JoEllen Green Kaiser
Much of Millay’s work of the early
1920s seems on its surface more like the modernist “Spring” than the sentimental “Song of a Second April,” both
from Second April. Most strikingly, Millay attacked the
sentimental construction of absent love in A Few Figs From
Thistles and to a lesser extent in Second April. Her
most famous poem, after all, does not mourn absent love but rejoices
in love's impermanence:
My candle burns at both ends;
It will not last the night;
But ah, my foes, and oh, my friends --
It gives a lovely light!
While this “First Fig” marked
Millay’s break from traditional sentimentality, however, it did
not necessarily signal her embrace of modernism.
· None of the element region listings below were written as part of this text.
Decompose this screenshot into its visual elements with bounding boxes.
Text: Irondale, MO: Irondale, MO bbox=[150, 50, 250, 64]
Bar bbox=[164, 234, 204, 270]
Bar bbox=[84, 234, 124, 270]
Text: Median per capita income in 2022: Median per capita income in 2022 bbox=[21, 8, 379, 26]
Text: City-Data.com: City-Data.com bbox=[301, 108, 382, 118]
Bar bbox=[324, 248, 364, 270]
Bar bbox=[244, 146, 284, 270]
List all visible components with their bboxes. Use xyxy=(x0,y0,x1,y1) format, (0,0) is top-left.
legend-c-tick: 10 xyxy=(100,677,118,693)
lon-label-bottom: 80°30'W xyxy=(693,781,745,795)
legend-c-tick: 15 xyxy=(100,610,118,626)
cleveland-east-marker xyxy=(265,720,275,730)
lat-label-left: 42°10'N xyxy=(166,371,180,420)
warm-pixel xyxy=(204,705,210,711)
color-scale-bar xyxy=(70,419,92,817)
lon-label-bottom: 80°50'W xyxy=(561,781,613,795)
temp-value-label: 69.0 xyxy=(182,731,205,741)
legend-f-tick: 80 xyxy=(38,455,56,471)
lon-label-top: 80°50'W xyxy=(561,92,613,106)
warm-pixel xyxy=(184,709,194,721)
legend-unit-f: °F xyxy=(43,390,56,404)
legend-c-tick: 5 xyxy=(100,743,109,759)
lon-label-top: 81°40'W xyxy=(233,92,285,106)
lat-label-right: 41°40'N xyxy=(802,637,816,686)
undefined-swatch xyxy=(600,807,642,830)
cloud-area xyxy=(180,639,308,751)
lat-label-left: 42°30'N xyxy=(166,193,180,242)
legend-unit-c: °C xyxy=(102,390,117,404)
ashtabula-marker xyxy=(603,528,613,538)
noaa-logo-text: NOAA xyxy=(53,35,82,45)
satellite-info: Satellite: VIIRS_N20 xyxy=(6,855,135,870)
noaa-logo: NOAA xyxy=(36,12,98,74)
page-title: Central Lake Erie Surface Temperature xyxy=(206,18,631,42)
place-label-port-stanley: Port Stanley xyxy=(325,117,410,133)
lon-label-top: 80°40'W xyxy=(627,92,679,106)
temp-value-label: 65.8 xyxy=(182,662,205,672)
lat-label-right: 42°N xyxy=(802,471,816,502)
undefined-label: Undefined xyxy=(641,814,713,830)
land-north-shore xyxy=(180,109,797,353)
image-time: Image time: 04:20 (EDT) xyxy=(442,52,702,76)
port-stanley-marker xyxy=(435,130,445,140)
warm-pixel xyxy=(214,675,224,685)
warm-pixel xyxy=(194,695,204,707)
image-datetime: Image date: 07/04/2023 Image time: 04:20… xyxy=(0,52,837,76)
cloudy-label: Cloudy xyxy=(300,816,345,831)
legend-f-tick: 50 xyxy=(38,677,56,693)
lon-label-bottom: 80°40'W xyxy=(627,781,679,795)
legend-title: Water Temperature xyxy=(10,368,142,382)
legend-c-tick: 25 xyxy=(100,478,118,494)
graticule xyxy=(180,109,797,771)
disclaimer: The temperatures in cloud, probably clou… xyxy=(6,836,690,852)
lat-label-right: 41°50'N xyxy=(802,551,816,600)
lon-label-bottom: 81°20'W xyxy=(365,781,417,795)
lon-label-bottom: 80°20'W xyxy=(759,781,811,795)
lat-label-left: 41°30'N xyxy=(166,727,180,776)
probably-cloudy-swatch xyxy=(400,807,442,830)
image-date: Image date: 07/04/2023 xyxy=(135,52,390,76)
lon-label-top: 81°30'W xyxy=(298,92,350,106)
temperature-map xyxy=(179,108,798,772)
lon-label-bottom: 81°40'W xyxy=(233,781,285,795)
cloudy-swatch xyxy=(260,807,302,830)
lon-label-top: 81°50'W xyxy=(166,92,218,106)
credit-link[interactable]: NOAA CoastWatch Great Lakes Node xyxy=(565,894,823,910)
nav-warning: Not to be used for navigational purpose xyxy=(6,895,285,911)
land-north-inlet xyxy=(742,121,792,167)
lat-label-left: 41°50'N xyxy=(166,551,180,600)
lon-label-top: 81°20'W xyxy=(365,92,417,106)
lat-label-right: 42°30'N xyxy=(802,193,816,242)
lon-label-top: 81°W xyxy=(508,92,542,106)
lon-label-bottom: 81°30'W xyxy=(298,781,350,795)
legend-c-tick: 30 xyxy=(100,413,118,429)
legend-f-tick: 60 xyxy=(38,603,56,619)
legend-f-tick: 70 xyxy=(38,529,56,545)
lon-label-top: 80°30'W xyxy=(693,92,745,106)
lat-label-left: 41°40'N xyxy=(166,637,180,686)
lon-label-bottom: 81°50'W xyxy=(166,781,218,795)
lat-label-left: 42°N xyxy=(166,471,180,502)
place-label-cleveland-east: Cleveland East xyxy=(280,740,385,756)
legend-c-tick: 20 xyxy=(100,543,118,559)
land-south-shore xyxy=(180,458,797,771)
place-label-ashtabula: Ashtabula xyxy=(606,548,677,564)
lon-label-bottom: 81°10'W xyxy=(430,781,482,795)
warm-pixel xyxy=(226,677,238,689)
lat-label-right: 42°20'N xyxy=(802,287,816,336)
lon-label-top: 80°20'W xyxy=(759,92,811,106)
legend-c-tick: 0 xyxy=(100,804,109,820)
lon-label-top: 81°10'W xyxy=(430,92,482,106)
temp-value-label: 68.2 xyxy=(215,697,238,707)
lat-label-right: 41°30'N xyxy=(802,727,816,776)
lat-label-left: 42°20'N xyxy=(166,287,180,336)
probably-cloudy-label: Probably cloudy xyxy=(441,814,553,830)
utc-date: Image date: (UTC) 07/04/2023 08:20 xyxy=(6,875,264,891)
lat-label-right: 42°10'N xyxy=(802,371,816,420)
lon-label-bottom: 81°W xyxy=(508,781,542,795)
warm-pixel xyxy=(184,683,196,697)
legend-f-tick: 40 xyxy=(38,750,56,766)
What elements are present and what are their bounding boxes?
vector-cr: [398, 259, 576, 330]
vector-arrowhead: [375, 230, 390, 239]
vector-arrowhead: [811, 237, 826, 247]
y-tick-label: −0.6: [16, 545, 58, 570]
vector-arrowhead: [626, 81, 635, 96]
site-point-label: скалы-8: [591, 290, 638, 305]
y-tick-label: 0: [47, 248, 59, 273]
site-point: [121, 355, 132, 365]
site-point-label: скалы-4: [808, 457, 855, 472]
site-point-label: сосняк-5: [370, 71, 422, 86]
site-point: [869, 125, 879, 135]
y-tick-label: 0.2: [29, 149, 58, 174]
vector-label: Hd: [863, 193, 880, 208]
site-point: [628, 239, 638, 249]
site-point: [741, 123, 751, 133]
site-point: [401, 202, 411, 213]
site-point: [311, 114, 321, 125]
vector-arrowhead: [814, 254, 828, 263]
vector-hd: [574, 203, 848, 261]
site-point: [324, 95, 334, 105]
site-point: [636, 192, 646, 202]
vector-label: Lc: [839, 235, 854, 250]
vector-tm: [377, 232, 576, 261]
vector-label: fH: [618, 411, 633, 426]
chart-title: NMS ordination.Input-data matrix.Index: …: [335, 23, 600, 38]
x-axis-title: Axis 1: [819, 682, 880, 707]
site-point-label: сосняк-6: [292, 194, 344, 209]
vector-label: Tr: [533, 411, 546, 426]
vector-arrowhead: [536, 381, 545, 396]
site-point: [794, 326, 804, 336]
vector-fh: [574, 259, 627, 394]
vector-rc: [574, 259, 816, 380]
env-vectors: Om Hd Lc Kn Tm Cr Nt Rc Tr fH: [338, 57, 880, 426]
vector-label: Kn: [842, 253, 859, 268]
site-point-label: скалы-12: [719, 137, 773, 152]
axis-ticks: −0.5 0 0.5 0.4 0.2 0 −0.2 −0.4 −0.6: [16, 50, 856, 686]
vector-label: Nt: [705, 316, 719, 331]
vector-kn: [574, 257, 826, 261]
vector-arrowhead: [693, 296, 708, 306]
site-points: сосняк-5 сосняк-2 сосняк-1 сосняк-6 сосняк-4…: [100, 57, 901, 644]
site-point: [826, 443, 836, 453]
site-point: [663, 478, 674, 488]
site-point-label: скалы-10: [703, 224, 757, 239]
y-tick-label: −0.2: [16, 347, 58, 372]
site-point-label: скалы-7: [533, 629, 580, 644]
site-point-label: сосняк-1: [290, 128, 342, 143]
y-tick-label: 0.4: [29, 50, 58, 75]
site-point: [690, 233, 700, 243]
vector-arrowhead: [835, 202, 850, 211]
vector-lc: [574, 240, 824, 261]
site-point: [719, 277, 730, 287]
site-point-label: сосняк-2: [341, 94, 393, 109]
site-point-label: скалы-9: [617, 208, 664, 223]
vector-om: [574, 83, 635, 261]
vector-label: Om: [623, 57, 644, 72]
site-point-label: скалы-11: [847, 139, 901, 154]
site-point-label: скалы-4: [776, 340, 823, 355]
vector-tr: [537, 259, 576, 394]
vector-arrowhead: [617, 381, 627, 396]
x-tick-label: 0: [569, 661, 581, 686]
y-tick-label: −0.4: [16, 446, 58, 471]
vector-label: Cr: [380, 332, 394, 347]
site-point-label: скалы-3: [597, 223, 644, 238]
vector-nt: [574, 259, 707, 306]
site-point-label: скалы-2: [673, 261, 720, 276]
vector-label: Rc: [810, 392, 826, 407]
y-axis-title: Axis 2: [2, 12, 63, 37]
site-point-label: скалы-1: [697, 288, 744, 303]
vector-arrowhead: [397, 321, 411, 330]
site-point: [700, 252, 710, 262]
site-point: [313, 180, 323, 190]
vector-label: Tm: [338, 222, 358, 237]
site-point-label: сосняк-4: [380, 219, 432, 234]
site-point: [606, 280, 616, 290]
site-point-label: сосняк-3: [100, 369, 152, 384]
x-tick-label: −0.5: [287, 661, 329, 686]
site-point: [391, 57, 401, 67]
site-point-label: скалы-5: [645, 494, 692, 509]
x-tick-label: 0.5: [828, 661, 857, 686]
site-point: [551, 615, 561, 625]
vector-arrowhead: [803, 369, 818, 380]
In contradistinction
to the modernist creed of impersonality enunciated by Eliot,
Millay’s poetry remains personal. Her attitude toward love may
not be that shared by her nineteenth-century predecessors, but
she does share with them a belief in the centrality of love for
poetry.
JoEllen Green Kaiser, “Displaced Modernism: Millay and
the Triumph of Sentimentality” in Millay at 100: A Critical
Reappraisal. Diane P. Freedman, ed. Carbondale: Southern
Illinois University Press, 1995; 33.